By Daniel Hunter

The London Underground strike that is set to start today (Tuesday), and last for 72 hours, will have ongoing effects to services into Friday's rush-hour according to union leaders.

The strike, which will primarily affect the Jubilee, Northern and Piccadilly lines, centres around a row over pensions and will see workers from the Rail, Maritime and Transport (RMT) union walk out at 4pm today.

London Underground (LU) have said there will be no significant affect from the strike, although RMT have said the walkout of staff who respond to emergencies across the tube network will have a major impact on services.

"The inexplicable refusal of London Underground to agree to equalise pensions and benefits rights for our maintenance members is deeply suspect and points clearly to a secret plan to re-privatise this work in an action replay of the PPP (public private partnership) disaster," RMT general secretary Bob Crow said.

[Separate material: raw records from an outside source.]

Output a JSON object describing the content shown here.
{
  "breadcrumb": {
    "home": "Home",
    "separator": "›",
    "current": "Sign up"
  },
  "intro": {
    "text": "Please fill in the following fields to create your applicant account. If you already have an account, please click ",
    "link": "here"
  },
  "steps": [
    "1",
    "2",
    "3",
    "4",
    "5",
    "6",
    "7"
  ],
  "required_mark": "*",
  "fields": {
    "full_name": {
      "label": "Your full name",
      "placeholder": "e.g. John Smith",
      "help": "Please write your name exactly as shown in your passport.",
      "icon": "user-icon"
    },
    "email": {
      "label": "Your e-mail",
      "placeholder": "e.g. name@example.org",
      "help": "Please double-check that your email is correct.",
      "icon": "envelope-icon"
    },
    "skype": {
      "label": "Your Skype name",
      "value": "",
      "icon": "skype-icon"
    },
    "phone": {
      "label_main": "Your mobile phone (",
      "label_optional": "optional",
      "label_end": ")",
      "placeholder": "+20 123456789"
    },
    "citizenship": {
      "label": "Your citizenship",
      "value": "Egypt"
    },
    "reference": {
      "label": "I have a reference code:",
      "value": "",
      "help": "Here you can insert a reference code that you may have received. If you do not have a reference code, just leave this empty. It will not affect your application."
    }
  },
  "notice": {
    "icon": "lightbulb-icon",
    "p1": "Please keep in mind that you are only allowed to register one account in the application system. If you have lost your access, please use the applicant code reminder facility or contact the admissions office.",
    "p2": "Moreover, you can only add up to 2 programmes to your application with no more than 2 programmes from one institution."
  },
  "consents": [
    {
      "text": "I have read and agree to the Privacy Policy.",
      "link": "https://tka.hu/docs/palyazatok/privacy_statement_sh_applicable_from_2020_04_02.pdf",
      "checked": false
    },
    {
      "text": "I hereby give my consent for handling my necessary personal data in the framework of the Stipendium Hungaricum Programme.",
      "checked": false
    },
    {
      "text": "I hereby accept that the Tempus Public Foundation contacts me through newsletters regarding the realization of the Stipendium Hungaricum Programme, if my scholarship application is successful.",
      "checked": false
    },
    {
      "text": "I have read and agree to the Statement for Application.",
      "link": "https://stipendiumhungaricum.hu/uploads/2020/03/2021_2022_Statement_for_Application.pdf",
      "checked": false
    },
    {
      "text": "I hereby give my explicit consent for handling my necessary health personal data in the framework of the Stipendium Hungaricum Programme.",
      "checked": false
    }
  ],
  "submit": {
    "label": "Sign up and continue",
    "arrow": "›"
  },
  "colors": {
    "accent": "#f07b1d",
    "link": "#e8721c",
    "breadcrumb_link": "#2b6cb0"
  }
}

"We understand there are already vulture companies hovering in the wings for another shot at robbing London blind through PPP2 and reducing the network to chaos."

However, LU managing director Mike Brown said there are no plans to repeat the PPP structures seen in the past.

"There are no plans to repeat the PPP structures of the past. LU has recently taken the maintenance of the Jubilee fleet of trains back under our direct control. Our actions speak for themselves," he said.

"We are committed to proper discussions on the future of Tube Lines and that includes all our staff. Since Tube Lines transferred to TfL in June 2010 we have been fully focused on the upgrade of the Jubilee line which the PPP totally failed to deliver. It has now been delivered with faster, more frequent services for Tube customers."

Jon Lamonte, Tube Lines' chief executive, said there are strong contingency plans in place, and any strike action would not effect tube services.

"We have well-practised contingency plans in place to ensure that the essential maintenance required on the railway can either go ahead as planned or can be rearranged. We do not and will not put passenger or staff safety at risk," he said.